From the film’s production packaging:
“Two billion years in the future, humanity finds itself on the verge of extinction. Almost all that remains are lone, surreal monuments – the futuristic, solemn, Brutalist stone slabs erected during the communist era of the former Yugoslav republics, arrestingly photographed in luminous 16mm black-and-white …”
There’s a bit more, but – frankly – I think it both gives away too much of director Jóhann Jóhannsson’s central technique, so I decided it best to truncate that. Still, it isn’t that often when I find so very little to say about a project, and yet that’s the case with Last And First Men (2020), an impressive debut but equally hollow so far as this under-educated critic is concerned. Rather than present a story (there are pieces of a narrative pulled apparently from a cult SciFi novel written by Olay Stapledon), instead the filmmaker dabbles in imagery and sets it up against what serves as a brief yarn exploring the synchronized tenets of life, death, and extinction … or that’s what I’m going with.
Having read only a fair amount of vintage Science Fiction, I can assure you that – practically from the get-go – Last And First Men feels like SciFi and Fantasy of the bygone era. That isn’t necessarily a strength, however, as I’ve found most academics tend to dismiss the stuff from the earlier part of the 20th Century as being vastly too pulpy and/or simplistic to be recognized as ‘literature.’ Stapledon’s work – or what bits and pieces are represented in some of the slowest, most languid narration captured for the screen (no offense to actress Tilda Swinton, but a bit of vocal excitement might’ve pricked this thing up a bit) – essentially deals with the descendants of our world migrating to a distant world in order to avoid extinction … only to find out they’re about to burn out yet again. It’s a dour rumination but does make some useful observations here and there; and Jóhannsson has done an affable enough job pairing up the tale with some striking visuals.
Still, the problem I had with all of this was that it was just too long.
As I stated, Swinton’s delivery is one thing, but the entire film is stretched to its running length by what feels like endlessly and unnecessarily long sequences. While the architecture makes for some stunning views – and they definitely point out the irony of monoliths surviving long after their builders have all but vanished – I don’t need to stare at it for 20, 30, 40, 50, and 60 seconds with the ponderous music weeping in the background.
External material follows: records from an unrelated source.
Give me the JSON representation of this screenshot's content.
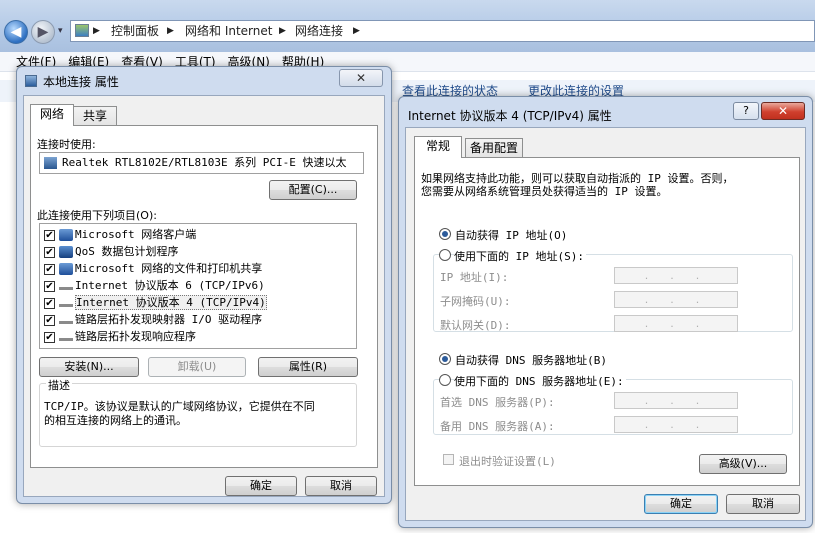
{
  "explorer": {
    "breadcrumb": [
      "控制面板",
      "网络和 Internet",
      "网络连接"
    ],
    "menu": [
      "文件(F)",
      "编辑(E)",
      "查看(V)",
      "工具(T)",
      "高级(N)",
      "帮助(H)"
    ],
    "commands": [
      "查看此连接的状态",
      "更改此连接的设置"
    ]
  },
  "lan_dialog": {
    "title": "本地连接 属性",
    "close_glyph": "✕",
    "tabs": [
      "网络",
      "共享"
    ],
    "connect_using_label": "连接时使用:",
    "adapter_name": "Realtek RTL8102E/RTL8103E 系列 PCI-E 快速以太",
    "configure_button": "配置(C)...",
    "items_label": "此连接使用下列项目(O):",
    "items": [
      {
        "name": "Microsoft 网络客户端",
        "checked": true,
        "icon": "network-client-icon"
      },
      {
        "name": "QoS 数据包计划程序",
        "checked": true,
        "icon": "qos-icon"
      },
      {
        "name": "Microsoft 网络的文件和打印机共享",
        "checked": true,
        "icon": "file-share-icon"
      },
      {
        "name": "Internet 协议版本 6 (TCP/IPv6)",
        "checked": true,
        "icon": "protocol-icon"
      },
      {
        "name": "Internet 协议版本 4 (TCP/IPv4)",
        "checked": true,
        "icon": "protocol-icon"
      },
      {
        "name": "链路层拓扑发现映射器 I/O 驱动程序",
        "checked": true,
        "icon": "protocol-icon"
      },
      {
        "name": "链路层拓扑发现响应程序",
        "checked": true,
        "icon": "protocol-icon"
      }
    ],
    "install_button": "安装(N)...",
    "uninstall_button": "卸载(U)",
    "properties_button": "属性(R)",
    "description_label": "描述",
    "description_text_1": "TCP/IP。该协议是默认的广域网络协议，它提供在不同",
    "description_text_2": "的相互连接的网络上的通讯。",
    "ok_button": "确定",
    "cancel_button": "取消"
  },
  "ipv4_dialog": {
    "title": "Internet 协议版本 4 (TCP/IPv4) 属性",
    "help_glyph": "?",
    "close_glyph": "✕",
    "tabs": [
      "常规",
      "备用配置"
    ],
    "intro_line_1": "如果网络支持此功能，则可以获取自动指派的 IP 设置。否则，",
    "intro_line_2": "您需要从网络系统管理员处获得适当的 IP 设置。",
    "auto_ip": "自动获得 IP 地址(O)",
    "manual_ip": "使用下面的 IP 地址(S):",
    "ip_address_label": "IP 地址(I):",
    "subnet_label": "子网掩码(U):",
    "gateway_label": "默认网关(D):",
    "auto_dns": "自动获得 DNS 服务器地址(B)",
    "manual_dns": "使用下面的 DNS 服务器地址(E):",
    "preferred_dns_label": "首选 DNS 服务器(P):",
    "alternate_dns_label": "备用 DNS 服务器(A):",
    "ip_placeholder": "...",
    "validate_on_exit": "退出时验证设置(L)",
    "advanced_button": "高级(V)...",
    "ok_button": "确定",
    "cancel_button": "取消",
    "auto_ip_selected": true,
    "auto_dns_selected": true
  },
  "colors": {
    "accent": "#3c7fb1",
    "close_red": "#c0301f",
    "frame": "#cfdcef"
  }
}
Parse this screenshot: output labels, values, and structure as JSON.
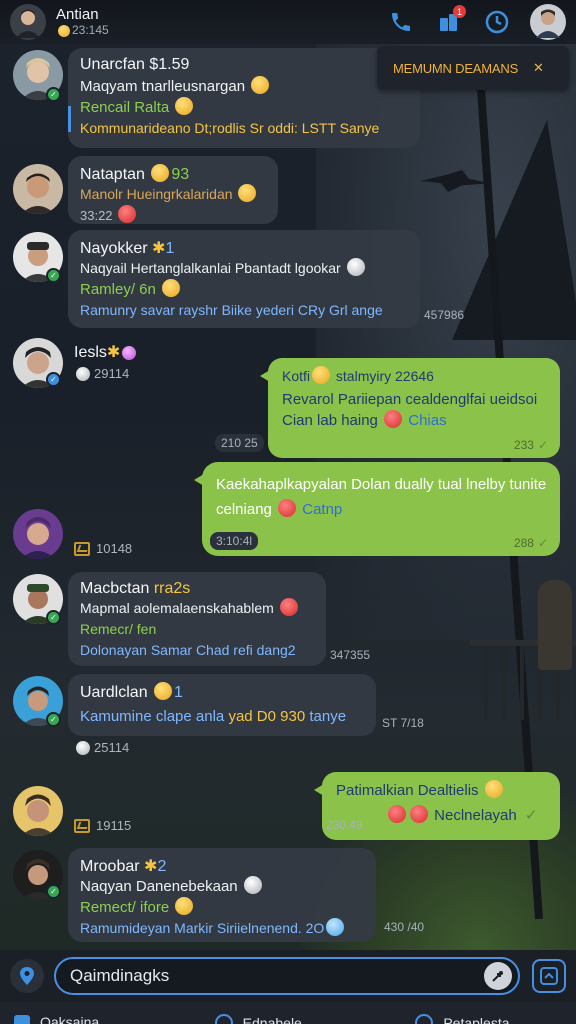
{
  "header": {
    "title": "Antian",
    "subtitle": "23:145",
    "notification_count": "1"
  },
  "banner": {
    "text": "MEMUMN DEAMANS"
  },
  "messages": [
    {
      "name": "Unarcfan $1.59",
      "lines": [
        "Maqyam tnarlleusnargan",
        "Rencail Ralta",
        "Kommunarideano Dt;rodlis Sr oddi: LSTT Sanye"
      ]
    },
    {
      "name": "Nataptan",
      "name_tag": "93",
      "lines": [
        "Manolr Hueingrkalaridan",
        "33:22"
      ]
    },
    {
      "name": "Nayokker",
      "name_tag": "1",
      "lines": [
        "Naqyail Hertanglalkanlai Pbantadt lgookar",
        "Ramley/ 6n",
        "Ramunry savar rayshr Biike yederi CRy Grl ange"
      ],
      "time": "457986"
    },
    {
      "name": "Iesls",
      "meta": "29114"
    },
    {
      "name": "Macbctan",
      "name_tag": "rra2s",
      "lines": [
        "Mapmal aolemalaenskahablem",
        "Remecr/ fen",
        "Dolonayan Samar Chad refi dang2"
      ],
      "time": "347355"
    },
    {
      "name": "Uardlclan",
      "name_tag": "1",
      "lines": [
        "Kamumine clape anla",
        "yad D0 930",
        "tanye"
      ],
      "time": "ST 7/18",
      "meta": "25114"
    },
    {
      "name": "Mroobar",
      "name_tag": "2",
      "lines": [
        "Naqyan Danenebekaan",
        "Remect/ ifore",
        "Ramumideyan Markir Siriielnenend. 2O"
      ],
      "time": "430 /40"
    }
  ],
  "outgoing": [
    {
      "header": "Kotfi",
      "header_rest": "stalmyiry 22646",
      "lines": [
        "Revarol Pariiepan cealdenglfai ueidsoi",
        "Cian lab haing",
        "Chias"
      ],
      "time": "233",
      "side_time": "210 25"
    },
    {
      "lines": [
        "Kaekahaplkapyalan Dolan dually tual lnelby tunite",
        "celniang",
        "Catnp"
      ],
      "time": "288",
      "side_time": "3:10:4l"
    },
    {
      "lines": [
        "Patimalkian Dealtielis",
        "Neclnelayah"
      ],
      "side_time": "230:49"
    }
  ],
  "side_meta": [
    {
      "value": "10148"
    },
    {
      "value": "19115"
    }
  ],
  "composer": {
    "placeholder": "Qaimdinagks"
  },
  "bottom_nav": [
    {
      "label": "Oaksaina"
    },
    {
      "label": "Ednabele"
    },
    {
      "label": "Petaplesta"
    }
  ],
  "colors": {
    "accent": "#4a90e2",
    "outgoing_bubble": "#8bc34a",
    "incoming_bubble": "#343a44",
    "banner_text": "#f0b23a"
  },
  "icons": [
    "phone-icon",
    "puzzle-icon",
    "clock-icon",
    "close-icon",
    "location-icon",
    "mic-icon",
    "send-icon",
    "check-icon"
  ]
}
Had anyone suggested to crop this thing in half – though I could be wrong, I can’t imagine Swinton’s speeches and vignettes stretching longer than 15 minutes tops in here – then perhaps the end result would’ve resonated with me more strongly. It isn’t as if I disliked the premise or failed to miss the point; rather, it’s interminably pretentious for the casual viewer.
Imagine your favorite half-hour episode of, say, The Twilight Zone or The Outer Limits. Now, imagine someone suggesting that the director pad that thirty-minutes with an additional forty-minutes of scenery and music just because it looks pretty and sounds grand. That’s where I’m at with this otherwise impressive flick: it needed to exercise some restraint … much like the universe kept going after mankind no matter how far they traveled from Earth.
Last And First Men (2020) was produced by Zik Zak Filmworks. DVD distribution (for this particular release) is being coordinated by the fine folks at Kino Lorber. As for the technical specifications? Though I’m no trained video expert, I thought that the sights-and-sounds included in this 71-minute film were largely very good: there’s a fair amount of camera trickery employed that doesn’t always appear to mean anything substantial (at least, it didn’t to me), and there are a few sound cuts that definitely give viewers watching closely something to think about. As for the special features? Well … a big miss … as there are none, save the theatrical trailer, which is basically the film’s opening 2 minutes, so … yeah. A big miss.
Alas … only Mildly Recommended.
In fact, let me go one step further: I suspect only folks who are true cinema aficionados and/or fans of experimental storytelling will have all that much use for Last And First Men. I say this because it’s really more of an idea than it is an authentic story – there’s only a loose structure here with a recognizable beginning and finish, but that’s about it. So if that’s your thing? Film nerds and academics, this bud’s for you! Well … it might be for you. Honestly, I would’ve enjoyed it a bit more had it clocked in at half its run time. Otherwise, it’s a ponderous meditation on existence more than it is anything else … only occasionally impactful and sparingly edifying.
In the interests of fairness, I’m pleased to disclose that the fine folks at Kino Lorber provided me with a complimentary Blu-ray of Last And First Men (2020) by request for the expressed purpose of completing this review. Their contribution to me in no way, shape, or form influenced my opinion of it.